Selective Accounting

The NYT reports that an independent accounting firm has come up with new rules for measuring public employee health care costs.

WASHINGTON, June 20 — New accounting standards will require state and local governments to acknowledge the full cost of health benefits promised to retirees, putting immense pressure on public employers to reduce their liabilities by scaling back benefits or shifting more of the cost to retirees, government officials and accountants say.Supporters say the rules will help state and local officials, investors and taxpayers understand the magnitude of these commitments to current and future retirees.

I have to admit, I’m of two minds about this. On the one hand, it’s important–even critical–that accounting practices be put in place that count all the costs and don’t allow the kind of hide-the-sausage tricks that have led to $$Billions$$ being stolen from investors and the public treasury.

On the other hand, I note that while the IRS and the SEC have been extremely slow to develop rules that would disallow corporations from hiding behind these accounting scams, they have been quick to support efforts to call traditional Democratic constituencies to account (pardon the pun but it’s one of the fringe benefits/dangers–Select One–of reading this blog). Now we have a set of rules that endangers the retirement programs of public employees.
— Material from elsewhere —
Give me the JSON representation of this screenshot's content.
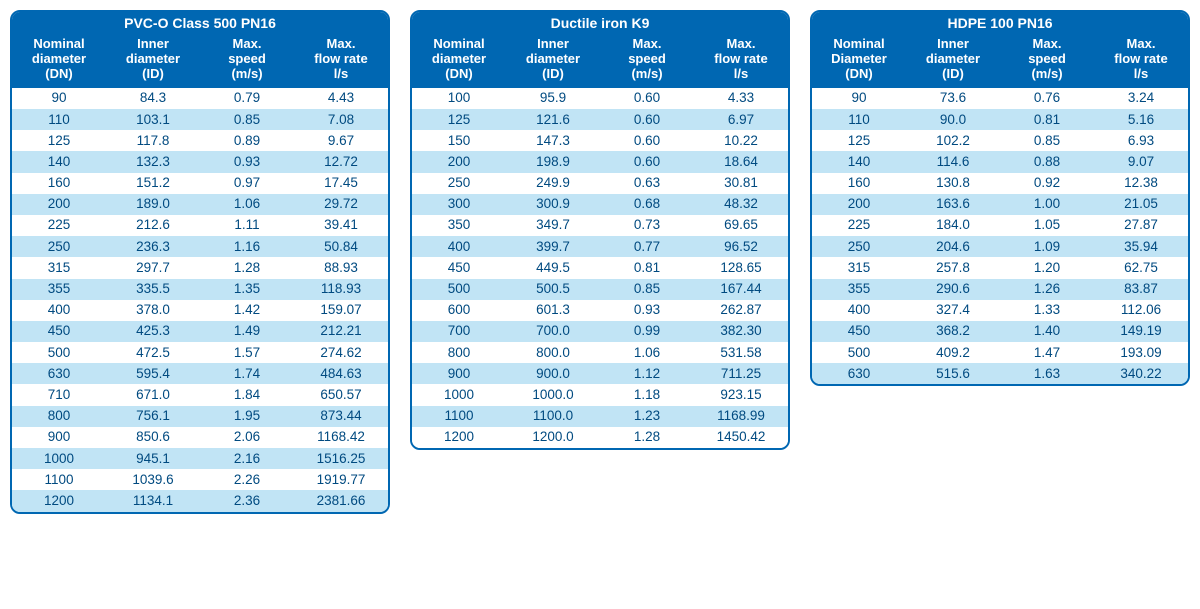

Most public employers finance retiree health benefits on a pay-as-you-go basis, as bills come due. Experts on employee benefits said the new standards would encourage state and local officials to set aside money in trust funds for the purpose of providing health benefits to retirees.The cost of such contributions would be a new, immediate expense for state and local governments, many of which are already struggling with severe financial problems.

Labor unions and health plan administrators said the standards could jeopardize health benefits for millions of retired public employees. Moreover, they said, the standards will cause a fiscal shock to state and local government agencies and could harm their bond ratings.

“We are concerned that a lot of our retirees will end up losing their health benefits,” said Frederick H. Nesbitt, executive director of the National Conference on Public Employee Retirement Systems.

And they very well might–the radcons will have no compunctions about using this information to attack not just public employee benefits but the whole notion of public employees period, citing retirement and health benefit costs to justify turning yet more govt agencies over to the not-so-tender mercies of private companies who will eliminate those benefits as ‘unacceptable costs’ and then go right ahead and charge 10X what those benefits cost for their ‘services’ because, after all, this is America and they’re entitled to make a profit.

I’m not saying they cooked this up for just that reason–I think the GASB is doing what it thinks is right, and probably is right. But I am saying this is a potential bonanza for privatizers and that they won’t hesitate to exploit it for their own purposes.

Seems like in BushCo America you can’t even Do the Right Thing without being afraid of how the radcons will twist it to get what they want.